# Pulsating water line



## Bill (Jun 17, 2008)

My boss called me to a job we just done. He said there was a water line hammering. I look and sure enough, its hammering. Problem was, no faucets or toilets running. It was strictly the cold water side only. Just a steady pulsating. I went out to the main and the dial indicated no water flow at all (So no leaks) I then had him run water just to be sure the meter was working. Sure enough, turn on a tap and the dial spins. So I went around to the neighbors house's and they did not have this problem. I went back to turn the main back on and put my hand on the water key and I could feel it pulsating even though the main was cut off.

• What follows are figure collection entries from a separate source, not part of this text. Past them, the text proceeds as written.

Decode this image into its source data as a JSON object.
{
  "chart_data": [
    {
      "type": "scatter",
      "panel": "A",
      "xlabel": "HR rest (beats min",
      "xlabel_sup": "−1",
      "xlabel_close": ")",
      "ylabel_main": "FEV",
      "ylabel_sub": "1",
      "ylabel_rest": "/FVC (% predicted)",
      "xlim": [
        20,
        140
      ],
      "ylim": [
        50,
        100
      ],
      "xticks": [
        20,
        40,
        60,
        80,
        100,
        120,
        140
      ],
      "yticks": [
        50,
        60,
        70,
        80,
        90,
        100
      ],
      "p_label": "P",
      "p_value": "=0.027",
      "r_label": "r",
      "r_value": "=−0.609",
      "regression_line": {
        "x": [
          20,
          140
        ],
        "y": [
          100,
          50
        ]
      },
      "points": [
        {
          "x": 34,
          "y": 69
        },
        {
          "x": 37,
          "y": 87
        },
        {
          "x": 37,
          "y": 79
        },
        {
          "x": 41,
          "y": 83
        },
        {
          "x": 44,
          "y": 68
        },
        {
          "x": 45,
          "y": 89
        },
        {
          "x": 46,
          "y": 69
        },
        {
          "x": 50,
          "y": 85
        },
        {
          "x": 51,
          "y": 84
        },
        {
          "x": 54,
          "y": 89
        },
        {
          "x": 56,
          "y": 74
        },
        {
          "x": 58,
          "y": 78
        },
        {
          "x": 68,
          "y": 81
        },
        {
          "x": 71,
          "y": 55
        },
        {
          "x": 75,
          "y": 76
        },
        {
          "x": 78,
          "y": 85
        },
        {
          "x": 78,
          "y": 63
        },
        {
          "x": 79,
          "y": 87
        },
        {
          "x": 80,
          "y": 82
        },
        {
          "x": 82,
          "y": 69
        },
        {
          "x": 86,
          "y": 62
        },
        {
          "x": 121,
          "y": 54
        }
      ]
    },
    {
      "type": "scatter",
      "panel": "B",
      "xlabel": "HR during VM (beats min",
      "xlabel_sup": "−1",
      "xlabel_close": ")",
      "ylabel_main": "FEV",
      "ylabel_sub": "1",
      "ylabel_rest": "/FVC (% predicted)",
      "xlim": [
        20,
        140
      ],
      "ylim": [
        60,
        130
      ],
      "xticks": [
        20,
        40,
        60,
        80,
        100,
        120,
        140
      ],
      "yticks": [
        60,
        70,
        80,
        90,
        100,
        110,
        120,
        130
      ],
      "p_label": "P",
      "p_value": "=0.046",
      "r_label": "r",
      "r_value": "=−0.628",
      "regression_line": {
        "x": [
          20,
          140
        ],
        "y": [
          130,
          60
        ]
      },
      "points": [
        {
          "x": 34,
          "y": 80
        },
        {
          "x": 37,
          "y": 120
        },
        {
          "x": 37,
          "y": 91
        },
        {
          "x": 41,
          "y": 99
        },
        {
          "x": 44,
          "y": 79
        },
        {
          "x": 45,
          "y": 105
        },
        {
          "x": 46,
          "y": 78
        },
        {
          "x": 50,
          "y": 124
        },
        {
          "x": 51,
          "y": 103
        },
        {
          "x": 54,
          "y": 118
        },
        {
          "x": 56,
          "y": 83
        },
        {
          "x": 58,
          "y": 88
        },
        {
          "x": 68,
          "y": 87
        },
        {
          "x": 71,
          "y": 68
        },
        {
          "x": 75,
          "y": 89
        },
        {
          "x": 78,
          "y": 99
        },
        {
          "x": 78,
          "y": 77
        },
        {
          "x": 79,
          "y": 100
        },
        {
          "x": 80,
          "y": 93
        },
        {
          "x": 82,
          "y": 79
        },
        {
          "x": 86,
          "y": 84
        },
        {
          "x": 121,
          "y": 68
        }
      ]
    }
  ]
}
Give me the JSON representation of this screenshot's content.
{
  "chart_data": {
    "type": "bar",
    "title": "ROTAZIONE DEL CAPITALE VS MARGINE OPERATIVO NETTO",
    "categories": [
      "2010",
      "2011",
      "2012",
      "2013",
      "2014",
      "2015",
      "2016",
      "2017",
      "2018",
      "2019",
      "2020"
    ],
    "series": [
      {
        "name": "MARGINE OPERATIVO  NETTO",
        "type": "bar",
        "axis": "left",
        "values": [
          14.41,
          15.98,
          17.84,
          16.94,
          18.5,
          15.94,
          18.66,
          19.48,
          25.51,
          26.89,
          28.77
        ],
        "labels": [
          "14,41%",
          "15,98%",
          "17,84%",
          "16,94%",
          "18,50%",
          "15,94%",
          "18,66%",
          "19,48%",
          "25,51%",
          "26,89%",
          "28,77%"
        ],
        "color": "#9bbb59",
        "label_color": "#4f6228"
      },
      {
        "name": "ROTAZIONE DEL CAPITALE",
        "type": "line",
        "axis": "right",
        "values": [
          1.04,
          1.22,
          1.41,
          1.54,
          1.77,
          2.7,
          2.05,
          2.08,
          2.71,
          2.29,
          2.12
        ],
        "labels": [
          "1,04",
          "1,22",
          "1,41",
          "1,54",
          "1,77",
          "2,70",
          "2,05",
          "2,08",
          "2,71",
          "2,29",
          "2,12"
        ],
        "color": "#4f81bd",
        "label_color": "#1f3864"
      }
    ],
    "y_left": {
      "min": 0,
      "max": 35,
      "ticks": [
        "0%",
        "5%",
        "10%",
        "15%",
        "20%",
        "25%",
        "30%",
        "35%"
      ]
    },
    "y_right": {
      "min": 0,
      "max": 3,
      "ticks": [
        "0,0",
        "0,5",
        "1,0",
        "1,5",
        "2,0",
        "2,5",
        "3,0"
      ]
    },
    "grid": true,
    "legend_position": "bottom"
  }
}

So i went around the block and checked every ones meter, no pulsating at all. I finally told my boss I was thinking it HAD to be the city. We call and sure enough they said they were working on the water line as we spoke. Strange though it did not affect any other house but this one.


----------



## Dun' Right (Sep 27, 2010)

Bill said:


> My boss called me to a job we just done. He said there was a water line hammering. I look and sure enough, its hammering. Problem was, no faucets or toilets running. It was strictly the cold water side only. Just a steady pulsating. I went out to the main and the dial indicated no water flow at all (So no leaks) I then had him run water just to be sure the meter was working. Sure enough, turn on a tap and the dial spins. So I went around to the neighbors house's and they did not have this problem. I went back to turn the main back on and put my hand on the water key and I could feel it pulsating even though the main was cut off. So i went around the block and checked every ones meter, no pulsating at all. I finally told my boss I was thinking it HAD to be the city. We call and sure enough they said they were working on the water line as we spoke. Strange though it did not affect any other house but this one.



Glad you found out what it was. Next, I probably would have checked out the PRV (if they had one).


----------